In my experience, I have found elements such as values, purpose, intention and stance survive the digestion process. In business terms, the digestion process may be a down turn in the market requiring a down size, or a competitive disruption or a change of leadership. If there is a strong foundation and connection with the companies reason for existence (other than making money), its values, intention and stance it can transform and adapt to the new conditions completely, with resilience. Just like the caterpillar.

Pay close attention and have empathy for readiness

The readiness to transform, to do things differently, to think differently is often overlooked and not considered. We often launch into incorporating new ways of working without necessarily considering whether those who will be a part of the change are ready to be. Are even willing to be. Not everyone likes to liquify, and some people need to get to know you first. Even the caterpillar take five run ups before it is ready to ‘enact the chrysalis’ and liquify. I think this state of readiness needs to be designed for. What are the expectations of the groups involved in the change, and how might we design the environment, the resources and starting conditions for transformation to succeed? How can we be empathic to their level of readiness?

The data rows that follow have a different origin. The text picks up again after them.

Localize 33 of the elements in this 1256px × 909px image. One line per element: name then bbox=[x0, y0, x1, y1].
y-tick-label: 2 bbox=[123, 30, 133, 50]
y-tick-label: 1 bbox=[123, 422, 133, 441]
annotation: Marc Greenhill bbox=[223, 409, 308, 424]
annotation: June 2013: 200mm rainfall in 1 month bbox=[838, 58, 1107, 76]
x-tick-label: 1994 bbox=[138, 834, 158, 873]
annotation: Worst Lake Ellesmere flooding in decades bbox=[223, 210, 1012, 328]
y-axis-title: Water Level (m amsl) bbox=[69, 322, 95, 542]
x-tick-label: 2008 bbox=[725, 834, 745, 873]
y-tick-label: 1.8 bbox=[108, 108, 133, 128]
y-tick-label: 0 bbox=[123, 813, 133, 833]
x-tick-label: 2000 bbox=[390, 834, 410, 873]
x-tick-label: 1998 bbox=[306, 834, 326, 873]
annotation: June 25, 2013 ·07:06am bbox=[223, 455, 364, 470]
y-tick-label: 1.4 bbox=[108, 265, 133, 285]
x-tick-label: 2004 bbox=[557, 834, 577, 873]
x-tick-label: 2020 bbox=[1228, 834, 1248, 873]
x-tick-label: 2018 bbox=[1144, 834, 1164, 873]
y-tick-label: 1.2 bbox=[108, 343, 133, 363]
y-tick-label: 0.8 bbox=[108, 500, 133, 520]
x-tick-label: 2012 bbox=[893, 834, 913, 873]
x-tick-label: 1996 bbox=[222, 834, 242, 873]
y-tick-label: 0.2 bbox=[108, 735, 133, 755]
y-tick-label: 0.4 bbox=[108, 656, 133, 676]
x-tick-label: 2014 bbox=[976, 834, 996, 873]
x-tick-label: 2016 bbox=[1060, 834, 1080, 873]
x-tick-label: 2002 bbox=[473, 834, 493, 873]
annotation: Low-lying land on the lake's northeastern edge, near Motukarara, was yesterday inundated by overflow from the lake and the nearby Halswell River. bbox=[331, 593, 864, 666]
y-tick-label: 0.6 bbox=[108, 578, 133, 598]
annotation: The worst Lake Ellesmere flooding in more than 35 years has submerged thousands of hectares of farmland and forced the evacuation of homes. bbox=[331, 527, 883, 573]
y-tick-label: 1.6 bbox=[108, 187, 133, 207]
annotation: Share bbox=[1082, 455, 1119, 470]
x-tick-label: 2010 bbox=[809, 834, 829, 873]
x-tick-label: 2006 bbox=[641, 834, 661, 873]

Take the time to grow into the new

Once the liquification process is complete, and the caterpillar has become a butterfly within the cocoon, it emerges. Even at this point, after all the eating, shedding, liquification and transformation, it isn’t ready to fly yet. It needs to pump its wings full of fluid (from its abdomen) to inflate them to their right size. The size required for flight. When they reach that size, it exercises the flight muscles. Then, when the butterfly knows it now has the muscle strength to support it in flight, it takes off.

Often when we have ‘completed’ transformation (an oxymoron in a business context in my opinion) we believe the organisation is ready to fly. We then see cases where the organisation seems to rubber band back to ‘old’ more familiar ways of working. Post transformation, the new organisation needs time to get to the right size, to scale to a size that can sustain what it is there to do. It needs the opportunity to flex its new muscles (while still on the ground) so that it can build the pathways and infrastructure that support its new form. This may take the form of providing pilot cases that enable new ways of working to take shape and be practiced so they then gain traction and form new habits around them. These new habits can then be joined in different combinations to set up new patterns of work.

There is much to learn from this caterpillar case study. By reflecting on this process of metamorphosis, we can see the deliberate and separate steps that exists to ensure the transformation takes hold and completes, just as nature intended.